Aspect 9: The method of aspect 8, further comprising adjusting, before receiving the second plurality of reference signals, a first subset of one or more metrics associated with communications between the first antenna array and the second antenna array based on the linear offset.

Aspect 10: The method of any of aspects 8 through 9, further comprising transmitting, before receiving the second plurality of reference signals, the indication of the linear offset.

Aspect 11: The method of any of aspects 8 through 10, wherein estimating the linear offset comprises: measuring, based at least in part on the one or more first phases, a difference between a first linear distance between the first antenna and the second antenna and a second linear distance between the first antenna of the first antenna array and a third antenna of the second antenna array, wherein estimating the linear offset is based at least in part on the difference.

Aspect 12: The method of aspect 11, wherein the first linear distance and the second linear distance identifies a horizontal distance along a horizontal axis and a vertical distance along a vertical axis, the horizontal axis being perpendicular to the plane of the second antenna array and the vertical axis being along a vertical plane of the second antenna array.

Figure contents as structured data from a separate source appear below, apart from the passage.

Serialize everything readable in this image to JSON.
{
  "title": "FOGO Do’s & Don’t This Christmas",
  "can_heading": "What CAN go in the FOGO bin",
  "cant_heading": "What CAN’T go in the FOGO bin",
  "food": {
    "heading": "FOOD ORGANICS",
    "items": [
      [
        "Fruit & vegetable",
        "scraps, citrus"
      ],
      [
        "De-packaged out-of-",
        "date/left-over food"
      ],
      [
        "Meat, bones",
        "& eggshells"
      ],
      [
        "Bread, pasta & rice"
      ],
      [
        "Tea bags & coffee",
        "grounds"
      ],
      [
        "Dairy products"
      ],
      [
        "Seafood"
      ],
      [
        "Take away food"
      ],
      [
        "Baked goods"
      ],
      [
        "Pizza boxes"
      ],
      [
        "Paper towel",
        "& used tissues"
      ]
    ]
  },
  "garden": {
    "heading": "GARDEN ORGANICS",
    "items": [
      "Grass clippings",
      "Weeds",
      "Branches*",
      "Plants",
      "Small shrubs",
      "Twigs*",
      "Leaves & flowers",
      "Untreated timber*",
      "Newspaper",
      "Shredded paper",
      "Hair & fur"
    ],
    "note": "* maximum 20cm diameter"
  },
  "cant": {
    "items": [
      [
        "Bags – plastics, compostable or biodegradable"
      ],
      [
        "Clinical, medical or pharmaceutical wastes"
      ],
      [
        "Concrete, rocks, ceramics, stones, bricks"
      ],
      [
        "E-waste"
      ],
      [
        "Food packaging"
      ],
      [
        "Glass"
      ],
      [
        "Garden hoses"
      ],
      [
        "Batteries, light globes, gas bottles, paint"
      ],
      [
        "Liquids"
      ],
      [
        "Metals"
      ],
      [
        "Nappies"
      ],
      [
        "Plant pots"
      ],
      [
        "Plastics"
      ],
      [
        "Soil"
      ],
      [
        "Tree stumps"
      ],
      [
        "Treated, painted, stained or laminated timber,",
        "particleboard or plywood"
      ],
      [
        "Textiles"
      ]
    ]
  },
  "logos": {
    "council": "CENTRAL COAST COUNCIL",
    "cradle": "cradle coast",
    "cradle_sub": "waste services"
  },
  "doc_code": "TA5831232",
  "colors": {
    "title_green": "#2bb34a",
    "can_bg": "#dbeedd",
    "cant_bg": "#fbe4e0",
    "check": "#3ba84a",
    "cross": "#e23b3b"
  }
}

Aspect 13: The method of any of aspects 11 through 12, wherein the first set of reference signals are transmitted at a first frequency that is within a frequency threshold of a second frequency used for transmitting the second plurality of reference signals.

Aspect 14: The method of any of aspects 8 through 13, wherein estimating the one or more rotational offsets comprises: estimating the one or more rotational offsets based at least in part on adjusting the position of the first antenna array for the linear offset.

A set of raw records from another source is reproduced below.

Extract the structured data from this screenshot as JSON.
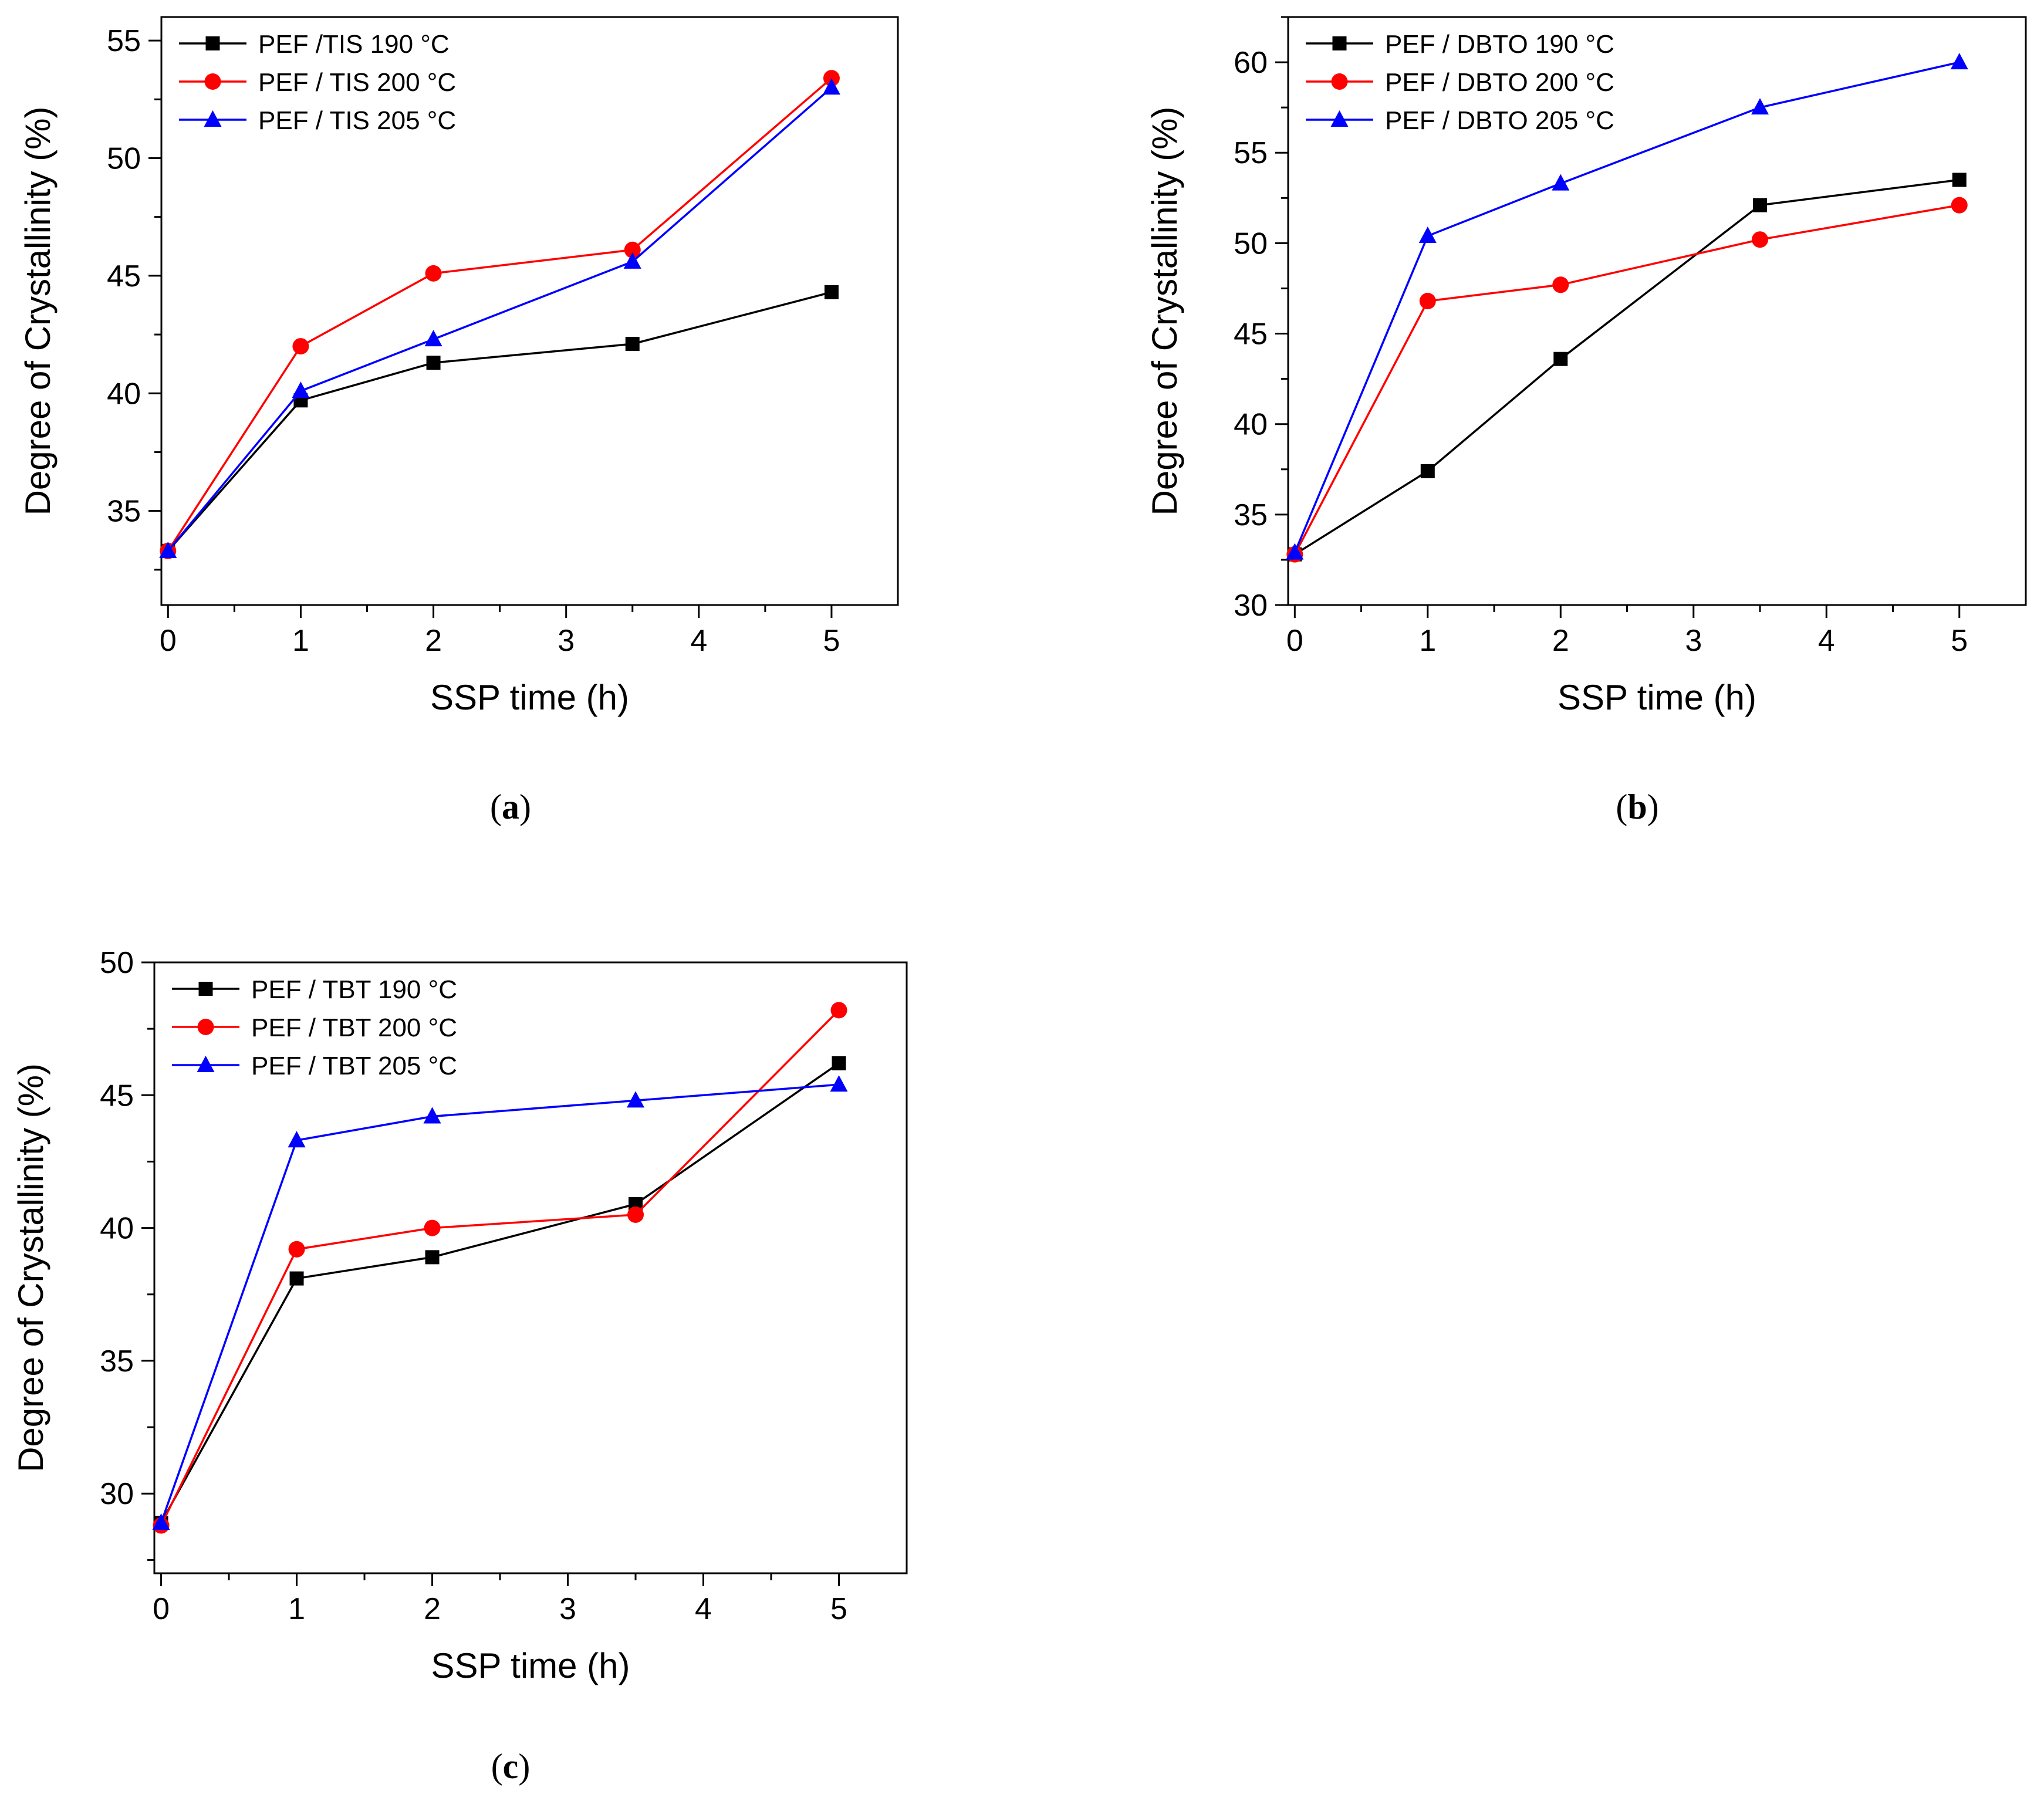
{
  "chart_data": [
    {
      "type": "line",
      "caption_letter": "a",
      "xlabel": "SSP time (h)",
      "ylabel": "Degree of Crystallinity (%)",
      "xlim": [
        -0.05,
        5.5
      ],
      "ylim": [
        31,
        56
      ],
      "xticks": [
        0,
        1,
        2,
        3,
        4,
        5
      ],
      "yticks": [
        35,
        40,
        45,
        50,
        55
      ],
      "legend_position": "top-left",
      "series": [
        {
          "name": "PEF /TIS 190 °C",
          "color": "#000000",
          "marker": "square",
          "x": [
            0,
            1,
            2,
            3.5,
            5
          ],
          "values": [
            33.3,
            39.7,
            41.3,
            42.1,
            44.3
          ]
        },
        {
          "name": "PEF / TIS 200 °C",
          "color": "#ff0000",
          "marker": "circle",
          "x": [
            0,
            1,
            2,
            3.5,
            5
          ],
          "values": [
            33.3,
            42.0,
            45.1,
            46.1,
            53.4
          ]
        },
        {
          "name": "PEF / TIS 205 °C",
          "color": "#0000ff",
          "marker": "triangle",
          "x": [
            0,
            1,
            2,
            3.5,
            5
          ],
          "values": [
            33.3,
            40.1,
            42.3,
            45.6,
            53.0
          ]
        }
      ]
    },
    {
      "type": "line",
      "caption_letter": "b",
      "xlabel": "SSP time (h)",
      "ylabel": "Degree of Crystallinity (%)",
      "xlim": [
        -0.05,
        5.5
      ],
      "ylim": [
        30,
        62.5
      ],
      "xticks": [
        0,
        1,
        2,
        3,
        4,
        5
      ],
      "yticks": [
        30,
        35,
        40,
        45,
        50,
        55,
        60
      ],
      "legend_position": "top-left",
      "series": [
        {
          "name": "PEF / DBTO 190 °C",
          "color": "#000000",
          "marker": "square",
          "x": [
            0,
            1,
            2,
            3.5,
            5
          ],
          "values": [
            32.8,
            37.4,
            43.6,
            52.1,
            53.5
          ]
        },
        {
          "name": "PEF / DBTO 200 °C",
          "color": "#ff0000",
          "marker": "circle",
          "x": [
            0,
            1,
            2,
            3.5,
            5
          ],
          "values": [
            32.8,
            46.8,
            47.7,
            50.2,
            52.1
          ]
        },
        {
          "name": "PEF / DBTO 205 °C",
          "color": "#0000ff",
          "marker": "triangle",
          "x": [
            0,
            1,
            2,
            3.5,
            5
          ],
          "values": [
            32.9,
            50.4,
            53.3,
            57.5,
            60.0
          ]
        }
      ]
    },
    {
      "type": "line",
      "caption_letter": "c",
      "xlabel": "SSP time (h)",
      "ylabel": "Degree of Crystallinity (%)",
      "xlim": [
        -0.05,
        5.5
      ],
      "ylim": [
        27,
        50
      ],
      "xticks": [
        0,
        1,
        2,
        3,
        4,
        5
      ],
      "yticks": [
        30,
        35,
        40,
        45,
        50
      ],
      "legend_position": "top-left",
      "series": [
        {
          "name": "PEF / TBT 190 °C",
          "color": "#000000",
          "marker": "square",
          "x": [
            0,
            1,
            2,
            3.5,
            5
          ],
          "values": [
            28.9,
            38.1,
            38.9,
            40.9,
            46.2
          ]
        },
        {
          "name": "PEF / TBT 200 °C",
          "color": "#ff0000",
          "marker": "circle",
          "x": [
            0,
            1,
            2,
            3.5,
            5
          ],
          "values": [
            28.8,
            39.2,
            40.0,
            40.5,
            48.2
          ]
        },
        {
          "name": "PEF / TBT 205 °C",
          "color": "#0000ff",
          "marker": "triangle",
          "x": [
            0,
            1,
            2,
            3.5,
            5
          ],
          "values": [
            28.9,
            43.3,
            44.2,
            44.8,
            45.4
          ]
        }
      ]
    }
  ]
}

Aspect 15: The method of any of aspects 8 through 14, further comprising determining a phase accuracy associated with the one or more first phases, the second plurality of phases, or both, wherein the adjusting is based at least in part on the phase accuracy.

Aspect 16: The method of aspect 15, further comprising determining a noise level for a channel between the first antenna array and the second antenna array, wherein the phase accuracy is based at least in part on the noise level for the channel.

Aspect 17: The method of any of aspects 8 through 16, wherein the indication comprises information associated with the one or more first phases for the first set of reference signals, the linear offset, the second plurality of phases for the second plurality of reference signals, the one or more rotational offsets, or any combination thereof.

Aspect 18: The method of any of aspects 8 through 17, further comprising adjusting one or more metrics for communications between the first antenna array and the second antenna array based at least in part on the linear offset and the one or more rotational offsets.

Aspect 19: The method of any of aspects 8 through 18, wherein the first antenna is located at a central location of the first antenna array and the first plurality of antennas are located at a non-central location of the first antenna array.

Aspect 20: The method of any of aspects 8 through 19, wherein each antenna of the first plurality of antennas are positioned at a location of the first antenna array that corresponds to each antenna of the second plurality of antennas of the second antenna array.

Aspect 22: An apparatus for wireless communication at a first device, comprising at least one means for performing a method of any of aspects 1 through 7.

Aspect 25: An apparatus for wireless communication at a first device, comprising at least one means for performing a method of any of aspects 8 through 20.

Aspect 26: A non-transitory computer-readable medium storing code for wireless communication at a first device, the code comprising instructions executable by a processor to perform a method of any of aspects 8 through 20.